И дерево, и человек не помнят своего рождения.
Была весна, летели птицы, шли облака, стаяли снега, пахло землей. Много лет с тех пор прошло. И весной, опять же, гостил у меня дядя Федор Иванович.
– Знаешь,- говорил он мне,- приезжаю я сюда раз в год, на Пасху. Ну, могилки оправить, все как положено. И ведь не из-за могилок, сукин сын, еду (дядя уже порядочно выпил и рассказывал всхлипывая). Весной дурею совсем – тянет понюхать землю, чернозем наш. Запах зовет страшно, голова кружится. Маша (жена) пихает пилюли, говорит, что авитаминоз. Фармацефтка! Слушай, какой к … (дядя интимно, доверительно, словно к другу, склоняется ко мне и вставляет в рассказ крепкое словцо) авитаминоз?! Я же мальчишкой бегал, помню грязь теплую, борозду, земля – жир; семена – ячмень там, пшеница… Нет, ты понимаешь? – дядя крепко вцепляется мне в плечо и продолжает со слезой в голосе, вкусно дыша водкой. – Сынов у меня нету, дом продал на бревна, живу с Машей… Имею ли я право раз в год приехать, походить по своей земле, а?- агрессивно возбуждается Федор Иванович. Беседа наша становится все более сбивчивой, дядя пьет уже не закусывая и в конце концов забывается прямо за столом буйным, со всхрапами и злым бормотаньем, сном.

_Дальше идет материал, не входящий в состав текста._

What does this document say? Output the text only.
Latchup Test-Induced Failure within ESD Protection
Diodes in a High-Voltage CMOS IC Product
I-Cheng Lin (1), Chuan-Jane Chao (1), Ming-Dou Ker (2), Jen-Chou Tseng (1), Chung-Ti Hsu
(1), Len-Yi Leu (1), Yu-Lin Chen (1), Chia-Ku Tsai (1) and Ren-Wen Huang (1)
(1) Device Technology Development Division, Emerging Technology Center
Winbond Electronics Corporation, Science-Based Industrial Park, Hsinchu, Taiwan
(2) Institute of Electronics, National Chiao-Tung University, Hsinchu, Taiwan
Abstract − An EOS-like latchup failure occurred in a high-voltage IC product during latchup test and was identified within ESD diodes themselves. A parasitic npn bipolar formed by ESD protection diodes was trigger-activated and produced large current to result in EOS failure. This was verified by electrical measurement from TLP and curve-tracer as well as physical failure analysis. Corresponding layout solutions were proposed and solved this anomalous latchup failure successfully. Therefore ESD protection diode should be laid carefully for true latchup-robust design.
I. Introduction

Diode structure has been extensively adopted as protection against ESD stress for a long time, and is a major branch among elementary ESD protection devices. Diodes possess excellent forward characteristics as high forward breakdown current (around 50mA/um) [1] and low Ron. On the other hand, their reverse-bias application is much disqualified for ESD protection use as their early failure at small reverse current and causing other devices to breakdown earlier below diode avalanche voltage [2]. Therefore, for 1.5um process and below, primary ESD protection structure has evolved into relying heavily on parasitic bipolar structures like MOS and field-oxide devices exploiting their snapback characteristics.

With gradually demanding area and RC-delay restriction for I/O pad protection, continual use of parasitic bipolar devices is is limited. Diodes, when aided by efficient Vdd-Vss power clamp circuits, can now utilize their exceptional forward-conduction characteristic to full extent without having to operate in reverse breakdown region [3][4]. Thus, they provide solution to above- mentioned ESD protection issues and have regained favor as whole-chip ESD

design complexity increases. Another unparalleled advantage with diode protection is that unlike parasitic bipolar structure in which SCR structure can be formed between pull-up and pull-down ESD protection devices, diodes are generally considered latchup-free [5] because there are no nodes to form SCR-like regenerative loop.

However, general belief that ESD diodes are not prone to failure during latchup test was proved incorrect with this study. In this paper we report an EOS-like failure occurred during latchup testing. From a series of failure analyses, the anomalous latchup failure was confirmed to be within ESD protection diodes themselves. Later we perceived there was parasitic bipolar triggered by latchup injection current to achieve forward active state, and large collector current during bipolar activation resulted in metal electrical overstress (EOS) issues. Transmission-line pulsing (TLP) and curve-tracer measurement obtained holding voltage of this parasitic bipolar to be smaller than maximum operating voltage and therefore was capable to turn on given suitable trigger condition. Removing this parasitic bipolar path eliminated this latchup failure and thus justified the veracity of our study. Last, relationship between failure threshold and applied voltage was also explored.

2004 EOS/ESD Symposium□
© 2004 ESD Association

Да, была весна… Я представляю: проклюнулся росток, огляделся, увидел – летят птицы, идут облака, стоит солнце. В детстве как-то мало думаешь о земле, о ее холмах, долинах, извивах, горизонтах. Тянет к небу, к растекающимся, непрорисованным весенним краскам. Бывают туманные тучи – самые загадочные, когда небесная жизнь видится мнимо доступной, за серыми густыми кудрями вот-вот откроется лицо иного мира. Но нет, назавтра лишь грустная синь, перистая холодность да земные, низко парящие птицы. А землю нашу (я поняла это со временем) я люблю не меньше, чем Федор Иванович. У чернозема – цвет вороньева крыла, и к осени пашни, точно набравшее силу перо, начинают отливать синевой.
Но не во мне дело, не в моих чувствах, а в дереве.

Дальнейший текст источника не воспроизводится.